Стул продолжал наигрывать. Глебу захотелось разбить эту нелепую игрушку. Он шагнул к стулу, сжав кулак, но откуда-то сбоку раздался веселый, такой заразительный хохот, что, оборачиваясь на его звук, Глеб сам уже улыбнулся. Он увидел у окна, над красным сукном письменного стола человеческую голову. Пышная рыжая борода топырилась вокруг ее очень розовых щек, яркие синие глаза суживались в добродушные щелки.
— Не сердитесь, — сказала голова, мигнув левым глазом, — разве вы не любите хорошей шутки? Молодость должна любить шутку. Что бы мы стали делать в жизни без улыбки? Какая мрачная Сахара для меланхоликов развернулась бы перед нами.
Голова обогнула стол, и Глеб мог теперь рассмотреть хозяина дома целиком. Перед ним стоял маленький горбун. Красно-золотой веер бороды делал его похожим на сказочного кобольда. Прозрачно-синие, добро и ясно лучившиеся глаза говорили, что в этом крошечном, изуродованном природой тельце обитает неунывающе-жизнерадостный дух. В лице доктора Штернгейма не было и следа того хмурого озлобления, которое всегда отмечает горбунов.
Он протянул Глебу тоненькую ручку с очень длинными пальцами:
— Извините. Не правда ли, у этой забавной штучки поразительно чистый тон?
Глеб искоса взглянул на замолкший стул. Раздражение у него сразу прошло.
— Любопытная игрушка.
— Вам понравилось? В самом деле? — Штернгейм засуетился. — О, тогда я вам покажу еще.
Он забегал по всей комнате, касаясь ручками стульев, столов, шкафчиков, ящиков, этажерочек, и под этими прикосновениями кабинет оживал, пел, звенел на разные голоса.
Штернгейм остановился посреди кабинета, сложил руки на груди и с рассеянно-мечтательной улыбкой прислушивался к звенящей какофонии.

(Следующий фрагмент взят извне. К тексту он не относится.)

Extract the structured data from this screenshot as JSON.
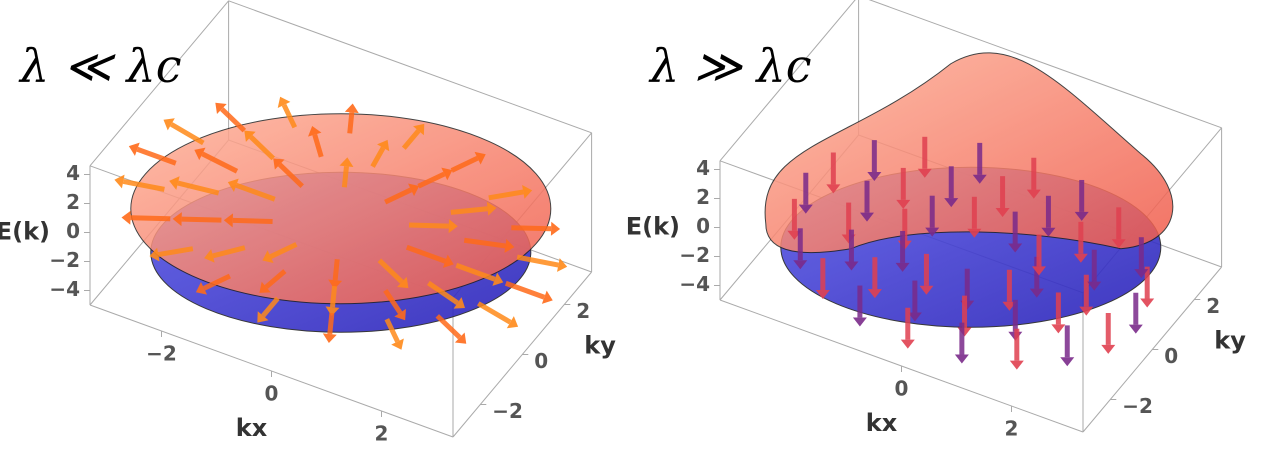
{
  "chart_data": [
    {
      "type": "surface3d",
      "title": "λ ≪ λc",
      "xlabel": "kx",
      "ylabel": "ky",
      "zlabel": "E(k)",
      "xlim": [
        -3.3,
        3.3
      ],
      "ylim": [
        -3.3,
        3.3
      ],
      "zlim": [
        -5,
        4.6
      ],
      "xticks": [
        {
          "value": -2,
          "label": "−2"
        },
        0,
        2
      ],
      "yticks": [
        {
          "value": -2,
          "label": "−2"
        },
        0,
        2
      ],
      "zticks": [
        {
          "value": -4,
          "label": "−4"
        },
        {
          "value": -2,
          "label": "−2"
        },
        0,
        2,
        4
      ]
    },
    {
      "type": "surface3d",
      "title": "λ ≫ λc",
      "xlabel": "kx",
      "ylabel": "ky",
      "zlabel": "E(k)",
      "xlim": [
        -3.3,
        3.3
      ],
      "ylim": [
        -3.3,
        3.3
      ],
      "zlim": [
        -5,
        4.6
      ],
      "xticks": [
        0,
        2
      ],
      "yticks": [
        {
          "value": -2,
          "label": "−2"
        },
        0,
        2
      ],
      "zticks": [
        {
          "value": -4,
          "label": "−4"
        },
        {
          "value": -2,
          "label": "−2"
        },
        0,
        2,
        4
      ]
    }
  ]
}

— Это моя мания! Я собираю всякие музыкальные игрушки. Они такие ласковые, почти живые. Вы знаете, кто я? Я Альберих, а это мой Нибельгейм. Только я добрый нибелунг, и у меня нет среди моих сокровищ золота. Золото отвратительная вещь.
Он, улыбаясь, смотрел в лицо Глебу, похожий на счастливого ребенка, и Глеб невольно сам по-детски улыбнулся странному человечку. Тогда Штернгейм осторожно ухватил гостя за рукав и потащил к креслу.
Глеб недоверчиво покосился на кресло.